The report dives deep into important data around how fundraisers can be more efficient and use technology to support their day to day. Top takeaways are:
- Major gifts are the greatest source of revenue for nonprofit organizations, and if development teams had more time, 65% said they would spend it here.
However, earned income was identified as the most productive way to generate revenue when looking at its proportional contribution to overall revenue as a function of the amount of staff time it requires. Just 43 percent of charities reported generating revenue through earned income.
- Most fundraising professionals reported that their organizations exceeded their fundraising goals last year.
The vast majority of fundraising professionals surveyed indicated that their organizations use a CRM system, and those that do not use a CRM system were significantly less likely to have exceeded their fundraising goals during the past year.
- On average, nonprofits are raising funds via eight different methods.
All fundraising professionals surveyed indicated that their organizations raised funds from multiple sources, with the most common sources being: online donations, annual giving campaigns, major gifts, corporate grants, events, and direct mail.
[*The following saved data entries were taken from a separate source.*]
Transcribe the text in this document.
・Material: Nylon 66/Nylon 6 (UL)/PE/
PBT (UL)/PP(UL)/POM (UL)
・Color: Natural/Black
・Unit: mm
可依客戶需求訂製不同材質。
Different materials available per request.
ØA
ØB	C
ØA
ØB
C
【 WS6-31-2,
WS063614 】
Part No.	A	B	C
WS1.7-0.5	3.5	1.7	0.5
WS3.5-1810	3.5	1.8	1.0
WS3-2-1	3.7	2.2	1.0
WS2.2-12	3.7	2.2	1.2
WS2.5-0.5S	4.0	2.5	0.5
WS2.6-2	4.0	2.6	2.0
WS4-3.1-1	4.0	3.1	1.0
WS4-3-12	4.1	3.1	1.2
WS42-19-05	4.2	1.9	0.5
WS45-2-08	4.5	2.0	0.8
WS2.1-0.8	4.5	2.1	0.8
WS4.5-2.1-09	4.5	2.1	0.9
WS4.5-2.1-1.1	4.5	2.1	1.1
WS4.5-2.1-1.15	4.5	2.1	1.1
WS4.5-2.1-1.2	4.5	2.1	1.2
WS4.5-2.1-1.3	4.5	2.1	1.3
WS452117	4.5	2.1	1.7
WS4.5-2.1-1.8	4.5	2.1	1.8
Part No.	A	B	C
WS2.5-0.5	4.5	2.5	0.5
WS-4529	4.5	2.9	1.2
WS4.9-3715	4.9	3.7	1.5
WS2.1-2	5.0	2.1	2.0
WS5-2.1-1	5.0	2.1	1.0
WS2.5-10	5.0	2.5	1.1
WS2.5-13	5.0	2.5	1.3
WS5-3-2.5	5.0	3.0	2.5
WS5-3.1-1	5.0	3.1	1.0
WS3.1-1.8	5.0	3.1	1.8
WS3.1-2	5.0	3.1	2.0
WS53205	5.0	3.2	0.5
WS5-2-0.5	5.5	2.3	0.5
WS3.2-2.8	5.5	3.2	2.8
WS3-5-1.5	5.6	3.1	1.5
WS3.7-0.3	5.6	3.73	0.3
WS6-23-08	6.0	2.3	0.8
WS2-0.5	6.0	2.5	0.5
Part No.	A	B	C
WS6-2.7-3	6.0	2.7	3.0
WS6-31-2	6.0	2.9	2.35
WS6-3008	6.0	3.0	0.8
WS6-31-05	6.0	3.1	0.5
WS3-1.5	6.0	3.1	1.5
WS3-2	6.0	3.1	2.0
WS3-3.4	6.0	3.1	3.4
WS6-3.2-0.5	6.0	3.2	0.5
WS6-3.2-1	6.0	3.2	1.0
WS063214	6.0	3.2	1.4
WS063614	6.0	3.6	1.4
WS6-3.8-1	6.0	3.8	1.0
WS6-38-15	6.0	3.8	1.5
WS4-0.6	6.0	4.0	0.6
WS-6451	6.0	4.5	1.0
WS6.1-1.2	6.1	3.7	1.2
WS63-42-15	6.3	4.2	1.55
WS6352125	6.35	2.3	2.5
Earned income, peer-to-peer campaigns, and membership are the three least common sources with less than 50% of respondents indicating that these are sources that their organizations rely upon.
- Most fundraising professionals said their organizations would consider using Artificial Intelligence (AI) to help with fundraiser productivity and achieving fundraising goals.
While the willingness to consider AI transcends organizational size, ranging from 54% at the smallest organizations to 59% at the largest organizations, fundraising professionals at organizations that fell short of their fundraising goals during the past year expressed greater interest in AI than those who work at organizations that exceeded their fundraising goals (62% vs. 55%, respectively).
- The degree to which CRM systems have been adopted beyond fundraising teams is completely mixed – from being widely adopted to barely adopted.
Organizations in which CRM systems have been widely adopted throughout the organization (meaning 75%+ of the organization) are more likely to indicate they exceeded their fundraising goals last year compared to those organizations in which CRM systems are not as widely adopted.
- CRM system usage beyond fundraising departments is somewhat limited.
The report finds that while 97% of fundraising teams had access to a CRM system and data, only 47% of marketing, and a mere 36% of programs teams, had access.
- Organizations that have more than four types of data living within their CRM system are more likely to have exceeded their fundraising goals last year.
Furthermore, respondents who reported meeting or exceeding their fundraising goals during the past year rated the quality of the data within their organizations’ CRM system higher than those respondents who reported falling short of their fundraising goals.
- By a wide margin, fundraising professionals said that the greatest benefit of CRM systems is data centralization.
The study also finds, however, that many nonprofit organizations are not taking advantage of some of the latest productivity features that are available in today’s CRM systems (e.g., mobile, email connectors/trackers) which, in turn, may be adversely impacting overall user experience.